Samantha Barendson m’a communiqué quelques idées pour compléter la série sur la peinture en chanson, que je vais étaler sur les trois billets à suivre. D’abord Hubert-Félix Thiéfaine qui nous livre son ekphrasis : Compartiment C voiture 293, inspiré d’un tableau d’Edward Hopper.
En réunissant des chansons sur le thème des mathématiques, j’ai été frappé par le nombre d’allusions sexuelles qu’on y trouve. Par exemple, ce passage de C’est bien ma veine d’Arnold Turboust :
Une équation sexuée à l’évidence, Aussi logique que E=MC2 Mise en scène par un gars prénommé Murphy Serait la cause de tous mes tourments.
Je ne cherchais pas spécialement ces allusions explicites ou implicites dans le répertoire mal défini des chansons mathématiques. Mais le charme ultime de la recherche est bien sûr de trouver ce qu’on ne cherche pas. Après quelques ruminations, je propose dans ce billet des explications à cette convergence inattendue.
Il y a tout d’abord le pouvoir du contraste, une astuce classique dans la chanson comique ou légère. On rapproche deux opposés, comme le charme et des petits calculs, ce qui capte l’attention de l’auditeur. Écoutez bien Ah ! Les p’tites Femmes de Paris, chanson du film Viva Maria !, par Brigitte Bardot et Jeanne Moreau.
Chez Mademoiselle K, dans Pas des carrés, l’opposition aux mathématiques est une métaphore d’un conflit conjugal.
C’est pas des carrés pas des losanges Pas des conneries Tu m’manques tu m’manques
Le sol est pas plat je suis pas aux anges C’est pas c’qu’on m’avait dit Tu m’manques tu m’manques
J’suis pas si tarée pas si carrée J’déteste les mathématiques Toujours autant toujours pourtant Note et retiens combien de fois J’me suis déduis de toi De tout c’que t’aimeras pas
L’opposition de deux univers supposément incompatibles est parfois poussée plus loin dans un dispositif qu’on a déjà vu dans les chansons-blagues un peu lourdes sur les bouchers (le boucher amoureux, la femme du boucher, etc). Le Jardin y a consacré toute une série. Ici donc, on « matte la prof de maths », à la réputation pourtant peu sexy en général, dans La prof de maths du Grand Orchestre du Splendid.

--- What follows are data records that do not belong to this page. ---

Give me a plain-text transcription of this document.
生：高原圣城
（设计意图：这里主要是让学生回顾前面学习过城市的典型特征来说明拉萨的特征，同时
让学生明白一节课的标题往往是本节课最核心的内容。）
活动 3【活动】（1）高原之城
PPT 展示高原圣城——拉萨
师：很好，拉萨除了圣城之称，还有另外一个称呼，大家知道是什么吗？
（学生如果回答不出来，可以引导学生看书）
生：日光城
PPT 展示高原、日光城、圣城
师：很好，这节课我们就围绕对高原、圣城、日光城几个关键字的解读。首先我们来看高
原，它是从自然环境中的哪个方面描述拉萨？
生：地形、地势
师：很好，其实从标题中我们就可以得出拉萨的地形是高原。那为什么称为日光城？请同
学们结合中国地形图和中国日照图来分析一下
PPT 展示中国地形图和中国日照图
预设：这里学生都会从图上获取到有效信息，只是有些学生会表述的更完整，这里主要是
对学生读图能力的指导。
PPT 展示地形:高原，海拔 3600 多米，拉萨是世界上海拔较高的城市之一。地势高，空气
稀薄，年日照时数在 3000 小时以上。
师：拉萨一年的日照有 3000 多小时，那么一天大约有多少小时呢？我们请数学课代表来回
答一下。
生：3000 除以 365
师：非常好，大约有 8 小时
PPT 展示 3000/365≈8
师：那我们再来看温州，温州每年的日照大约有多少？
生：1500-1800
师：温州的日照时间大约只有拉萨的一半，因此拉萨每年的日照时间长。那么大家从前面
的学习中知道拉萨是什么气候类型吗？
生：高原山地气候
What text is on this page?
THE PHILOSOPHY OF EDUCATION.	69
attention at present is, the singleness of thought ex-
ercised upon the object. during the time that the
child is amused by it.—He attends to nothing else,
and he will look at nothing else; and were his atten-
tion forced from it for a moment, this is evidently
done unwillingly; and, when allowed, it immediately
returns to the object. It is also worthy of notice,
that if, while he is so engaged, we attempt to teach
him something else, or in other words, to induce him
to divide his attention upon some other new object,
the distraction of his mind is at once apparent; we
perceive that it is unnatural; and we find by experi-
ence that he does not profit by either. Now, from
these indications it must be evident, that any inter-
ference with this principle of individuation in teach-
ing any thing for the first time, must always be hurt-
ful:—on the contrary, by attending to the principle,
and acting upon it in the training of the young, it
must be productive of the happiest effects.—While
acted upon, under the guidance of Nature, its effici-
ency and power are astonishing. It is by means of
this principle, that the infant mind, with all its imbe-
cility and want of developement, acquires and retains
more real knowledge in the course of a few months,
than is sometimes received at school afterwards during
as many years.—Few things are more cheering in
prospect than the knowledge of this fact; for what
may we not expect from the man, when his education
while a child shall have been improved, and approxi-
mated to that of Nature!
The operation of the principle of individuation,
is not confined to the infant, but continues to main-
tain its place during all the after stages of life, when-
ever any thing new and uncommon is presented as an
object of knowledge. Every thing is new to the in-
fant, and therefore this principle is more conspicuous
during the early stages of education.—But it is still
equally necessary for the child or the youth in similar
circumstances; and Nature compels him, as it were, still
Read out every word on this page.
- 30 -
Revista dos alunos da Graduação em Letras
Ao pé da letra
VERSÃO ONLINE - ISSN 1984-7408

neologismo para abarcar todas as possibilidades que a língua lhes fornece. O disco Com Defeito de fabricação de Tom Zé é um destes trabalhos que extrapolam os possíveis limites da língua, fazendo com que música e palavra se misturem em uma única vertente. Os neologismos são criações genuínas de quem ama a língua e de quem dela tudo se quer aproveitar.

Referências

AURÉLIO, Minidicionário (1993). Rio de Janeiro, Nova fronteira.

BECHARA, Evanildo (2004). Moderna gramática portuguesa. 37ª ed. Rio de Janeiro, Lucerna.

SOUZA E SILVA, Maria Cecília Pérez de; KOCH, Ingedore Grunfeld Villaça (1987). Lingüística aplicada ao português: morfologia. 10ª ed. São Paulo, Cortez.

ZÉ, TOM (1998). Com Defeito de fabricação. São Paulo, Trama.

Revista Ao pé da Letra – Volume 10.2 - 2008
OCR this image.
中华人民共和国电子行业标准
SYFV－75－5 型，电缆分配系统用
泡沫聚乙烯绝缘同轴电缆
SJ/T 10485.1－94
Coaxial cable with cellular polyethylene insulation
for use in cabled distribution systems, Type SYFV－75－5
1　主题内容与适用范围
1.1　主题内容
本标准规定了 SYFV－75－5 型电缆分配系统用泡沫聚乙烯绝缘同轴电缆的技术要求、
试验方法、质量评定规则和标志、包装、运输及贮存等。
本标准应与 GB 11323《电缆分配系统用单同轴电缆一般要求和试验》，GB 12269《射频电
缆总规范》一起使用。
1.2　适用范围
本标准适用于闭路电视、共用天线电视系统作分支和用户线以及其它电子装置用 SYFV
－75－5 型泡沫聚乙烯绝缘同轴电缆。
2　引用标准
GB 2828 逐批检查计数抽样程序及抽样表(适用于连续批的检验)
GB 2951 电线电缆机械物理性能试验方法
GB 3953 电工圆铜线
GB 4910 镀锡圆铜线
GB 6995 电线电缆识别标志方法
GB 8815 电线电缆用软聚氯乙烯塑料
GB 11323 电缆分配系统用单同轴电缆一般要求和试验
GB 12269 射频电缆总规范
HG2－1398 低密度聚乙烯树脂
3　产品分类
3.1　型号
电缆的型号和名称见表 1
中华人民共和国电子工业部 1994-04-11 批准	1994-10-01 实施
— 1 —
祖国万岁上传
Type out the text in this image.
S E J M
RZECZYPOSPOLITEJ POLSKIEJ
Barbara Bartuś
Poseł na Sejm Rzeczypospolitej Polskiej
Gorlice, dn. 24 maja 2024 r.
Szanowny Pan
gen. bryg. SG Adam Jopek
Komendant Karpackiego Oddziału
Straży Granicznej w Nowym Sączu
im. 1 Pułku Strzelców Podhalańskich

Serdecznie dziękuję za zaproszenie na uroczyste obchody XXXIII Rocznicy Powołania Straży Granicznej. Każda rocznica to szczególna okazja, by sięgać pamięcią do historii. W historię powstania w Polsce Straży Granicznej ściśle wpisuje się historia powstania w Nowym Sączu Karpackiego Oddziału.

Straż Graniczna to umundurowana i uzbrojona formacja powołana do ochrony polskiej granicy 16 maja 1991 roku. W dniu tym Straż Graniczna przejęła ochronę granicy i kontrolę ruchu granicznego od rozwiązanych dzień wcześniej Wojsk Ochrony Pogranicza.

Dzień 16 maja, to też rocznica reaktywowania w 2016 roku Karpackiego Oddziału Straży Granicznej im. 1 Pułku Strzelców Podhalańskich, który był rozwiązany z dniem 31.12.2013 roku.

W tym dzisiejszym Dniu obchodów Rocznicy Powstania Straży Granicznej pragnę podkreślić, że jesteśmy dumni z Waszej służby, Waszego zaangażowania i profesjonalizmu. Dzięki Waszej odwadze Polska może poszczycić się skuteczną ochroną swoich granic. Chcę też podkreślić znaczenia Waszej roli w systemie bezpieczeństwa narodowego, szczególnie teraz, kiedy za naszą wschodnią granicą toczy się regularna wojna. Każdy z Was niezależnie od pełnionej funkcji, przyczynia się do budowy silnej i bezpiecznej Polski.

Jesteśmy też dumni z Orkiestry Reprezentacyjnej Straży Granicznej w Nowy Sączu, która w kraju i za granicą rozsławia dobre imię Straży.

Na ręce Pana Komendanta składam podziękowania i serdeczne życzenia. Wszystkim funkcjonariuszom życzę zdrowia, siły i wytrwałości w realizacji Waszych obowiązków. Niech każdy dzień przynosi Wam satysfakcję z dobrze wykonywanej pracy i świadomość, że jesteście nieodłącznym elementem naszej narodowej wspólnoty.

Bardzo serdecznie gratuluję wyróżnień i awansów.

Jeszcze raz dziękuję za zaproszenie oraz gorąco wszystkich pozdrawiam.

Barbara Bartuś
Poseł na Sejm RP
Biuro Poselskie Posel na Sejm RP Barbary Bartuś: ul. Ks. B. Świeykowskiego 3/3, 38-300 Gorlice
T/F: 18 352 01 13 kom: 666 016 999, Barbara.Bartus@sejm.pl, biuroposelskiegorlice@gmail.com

Je parlais plus haut des bouchers. Et bien, j’ai même trouvé une chanson qui mange aux deux râteliers : poncifs sur les maths et sur les bouchers. C’est Acne vulgaris, d’Ingrid Caven. Ça raconte l’histoire d’une prof de maths (et de latin) couverte d’acné qui connait enfin l’amour « à plus de cinquante berges ». Mais circonstance aggravante, c’est avec un boucher, quelle horreur. Elle finit donc par se suicider. Les paroles originales (que je n’ai pas pu consulter) ont été écrites en allemand par Rainer Werner Fassbinder. On doit l’adaptation en français à Pierre Philippe qui commençait là sa carrière de parolier. Voir la série que l’émission Tour de chant sur France Musique lui a consacré.
Dans La Vénus mathématique de Guy Béart, l’opposition entre mathématiques et un érotisme vaguement graveleux est filée tout au long de la chanson. Bon, moi ça me touche un cosinus sans faire bouger l’autre, mais avis aux amateurs qui voudraient décortiquer ce salmigondi mi-paillard mi-mathématique. Notez que Guy Béart s’y connaissait un peu en maths puisqu’il était ingénieur de la prestigieuse école des Ponts et chaussées.
Marie Mathématique est plus subtile. Elle est carrément la petite sœur de l’icône érotique Barbarella. La jeunesse de l’héroïne (son âge est déjà une hyperbole permise par un paradoxe mathématique puisqu’elle aura « 16 ans dans mille ans ») empêche de trop expliciter les allusions érotiques. L’aspect mathématique n’est pas très développé non plus et reste voilé de mystère. Tout au plus, les motifs géométriques de la « robe de frisson » sont suivis de quelques images suggestives vers la fin de la vidéo. Gainsbourg est à la composition et au chant, les paroles sont d’André Ruellan et les rires de France Gall.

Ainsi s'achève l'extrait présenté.